NOD/SCID mice were implanted subcutaneously with hydroxyapatite/tricalcium phosphate only (A,E, I), or with 5 µM LL-37 (B, F, J), or with 5×106 monocytes (C,G,K), or 5 µM LL-37 plus 5×106 monocytes (D,H,L). Implants were harvested 7 weeks later and sections stained with haematoxylin and eosin (A–D), masson trichrome (E–H), and anti-human BSP II antibody (I–L) (100×).
Figure 4.
Comparison of monoosteophils with monocyte-derived macrophages.
Negatively isolated monocytes at the concentration of 1×106/mL were incubated in the presence or absence of 100 ng/mL LPS, 5 µM LL-37, 10 ng/mL GM-CSF, or 50 ng/mL M-CSF for 6 days. A. Cell morphology was shown by phase contrast microscopy (magnification 200×). B. 6-day medium-, LPS-, LL-37-, GM-CSF-, or M-CSF-differentiated monocytes at the concentration of 1× 106/mL were mixed with fluorescent labeled latex beads at a multiplicity ratio of 1∶500, incubated at 37°C for 1 h, and analyzed by flow cytometry to show phagocytosis (MFI, mean fluorescence intensity). C. After monocytes were incubated with medium, LPS, LL-37, GM-CSF, and M-CSF for 6 days, cytokine/chemokine levels in cultured supernatant were analyzed (pg/mL, mean ± SE). D. 6-day medium-, LPS-, LL-37-, GM-CSF-, or M-CSF-differentiated monocytes were harvested, stained with antibodies, and analyzed by flow cytometry. Data shown were from three or four independent experiments.
Figure 5.
Monoosteophils are distinct from dendritic cells.

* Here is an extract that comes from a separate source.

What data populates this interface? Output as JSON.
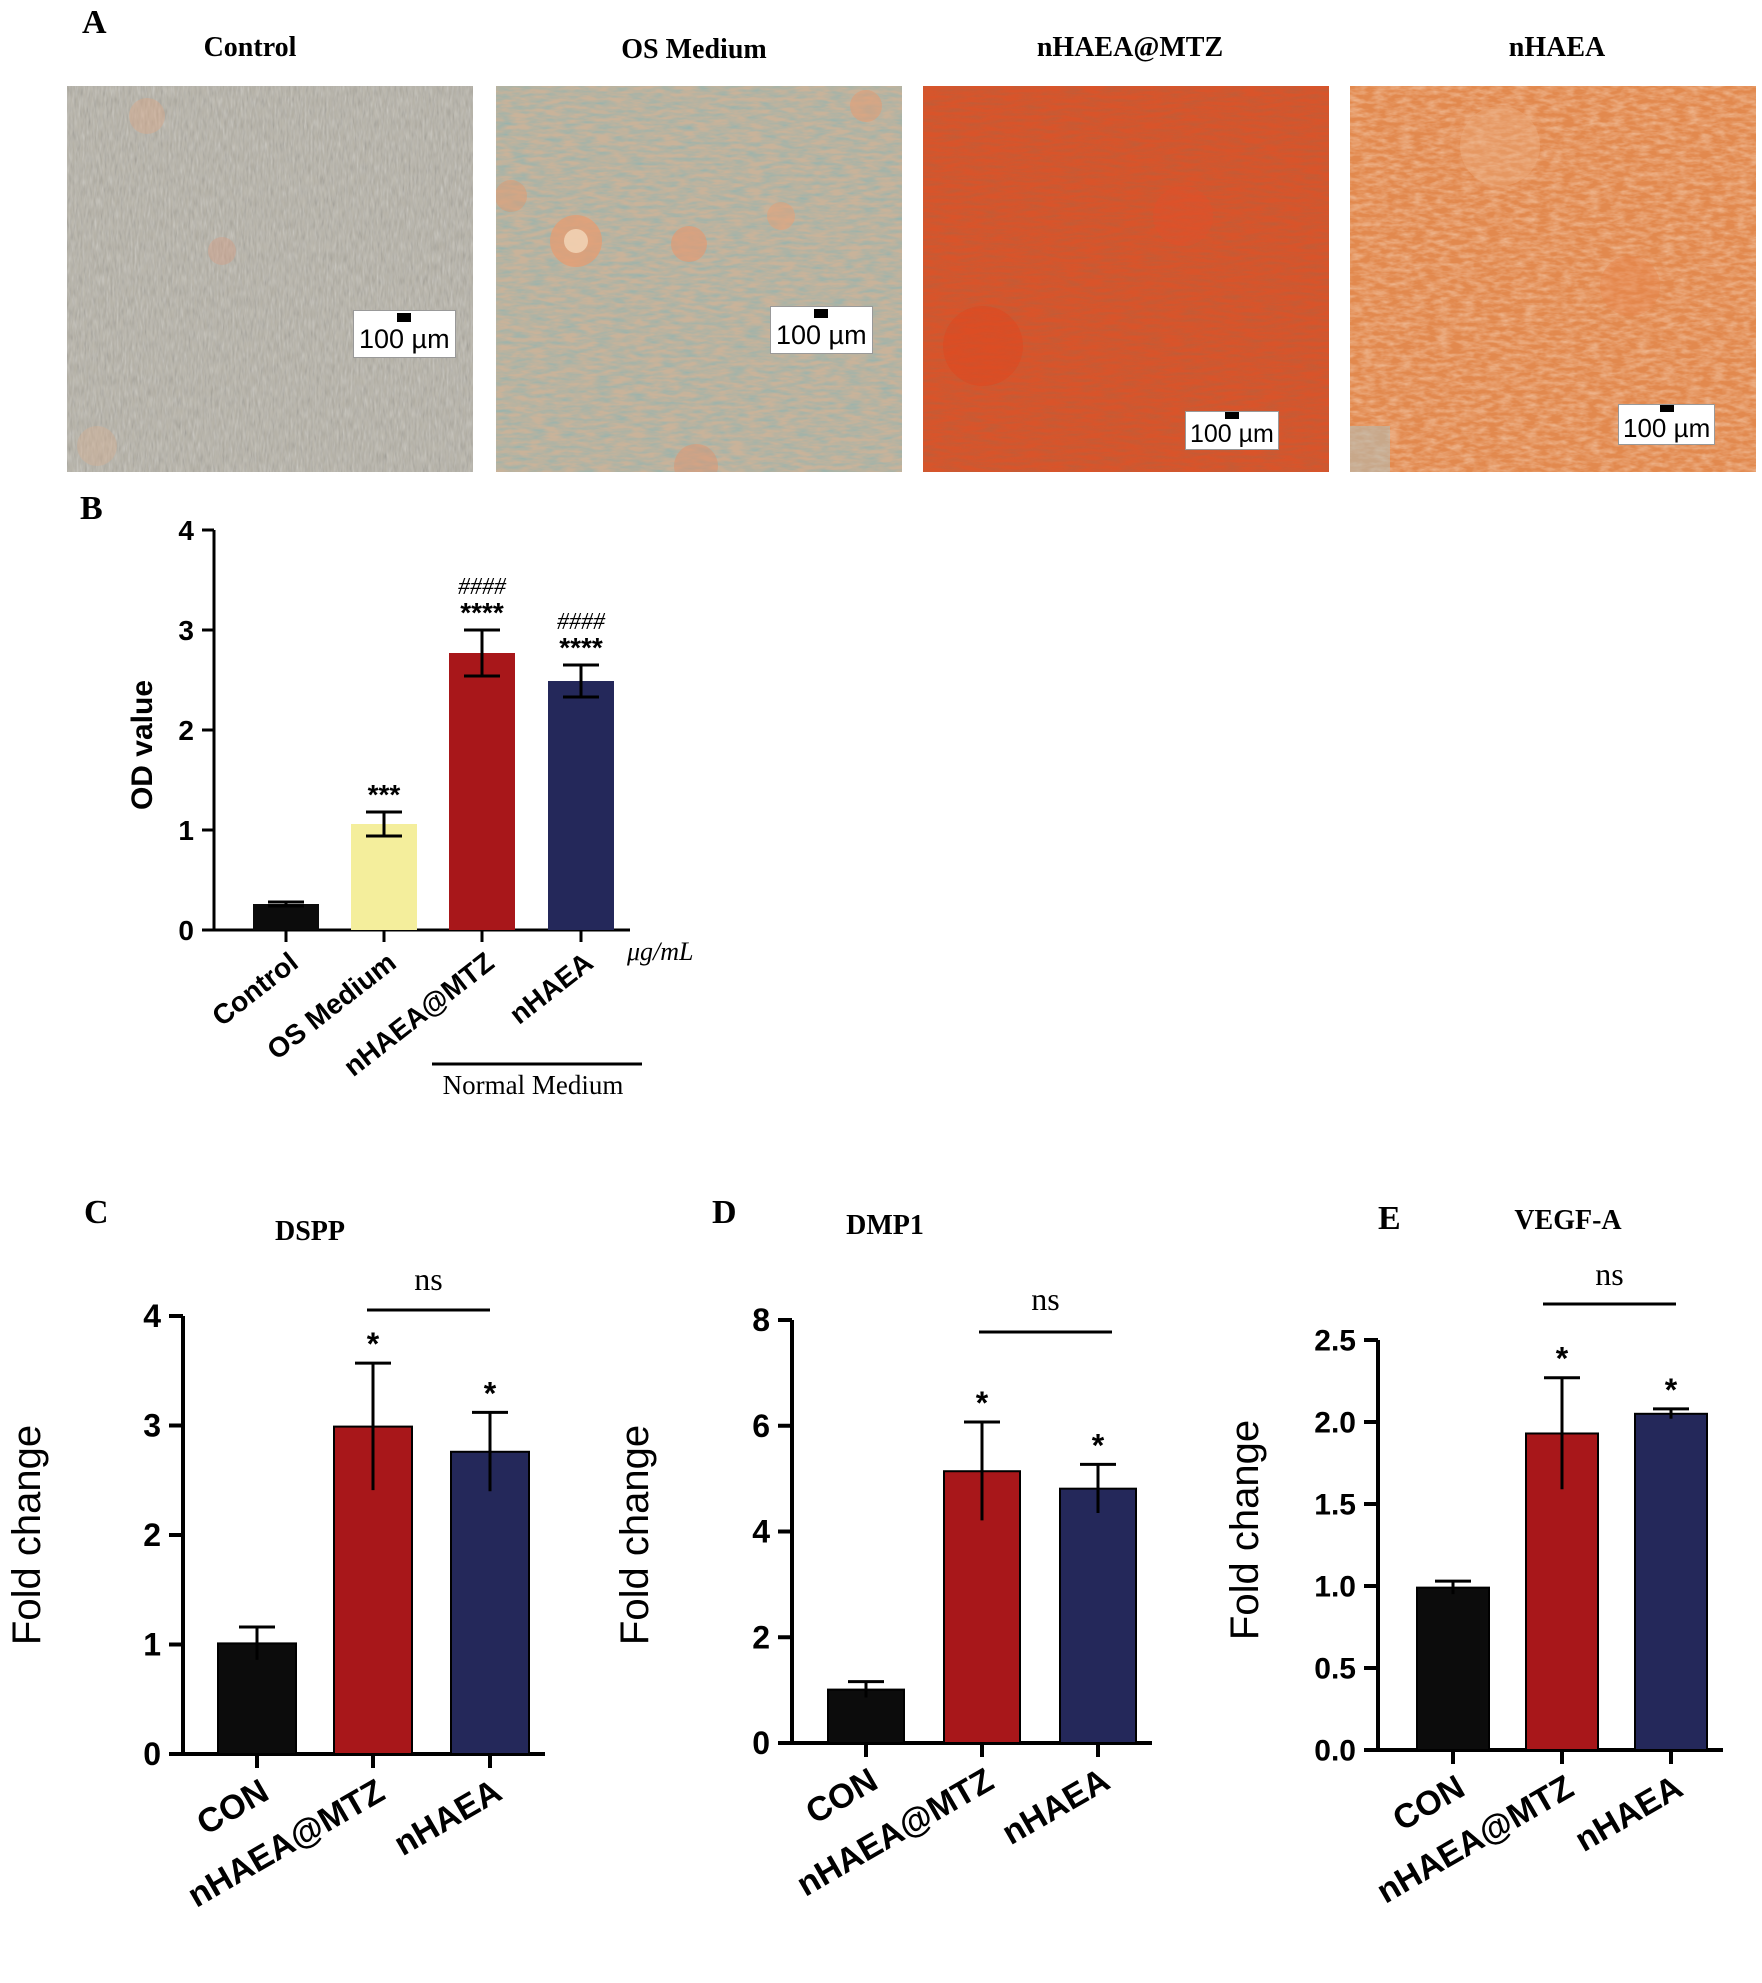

Negatively isolated monocytes at the concentration of 1× 106/mL were incubated in the presence or absence of 5 µM LL-37, 1,000 U/mL GM-CSF/500 U/mL IL-4, GM-CSF/IFNα (both at 1,000 U/mL). A. After incubation for 6 day, LL-37-differentiated monocytes were harvested, stained with antibodies, and analyzed by flow cytometry. B. Morphology of medium-, LL-37-, GM-CSF/IL-4-, and GM-CSF/IFNα-differentiated monocytes in the presence or absence of LPS were shown by phase contrast microscopy (magnification 200×). Images shown were from one of four independent experiments.
Figure 6.
Characteristics of monoosteophils.
Monocytes were incubated in the presence of 5 µM LL-37 for 6 days. A. cells were fixed, permeabilized, stained with phalloidin-Alexa 594 and DAPI, and observed by using fluorenscence microscope. B. cells were harvested, stained with antibodies, and analyzed by using flow cytometry to show surface staining of proteins. C. Cells were harvested, fixed and permeabilized, stained with antibodies, and analyzed by using flow cytometry to show intracellular staining of proteins. Data shown were from one of four independent experiments.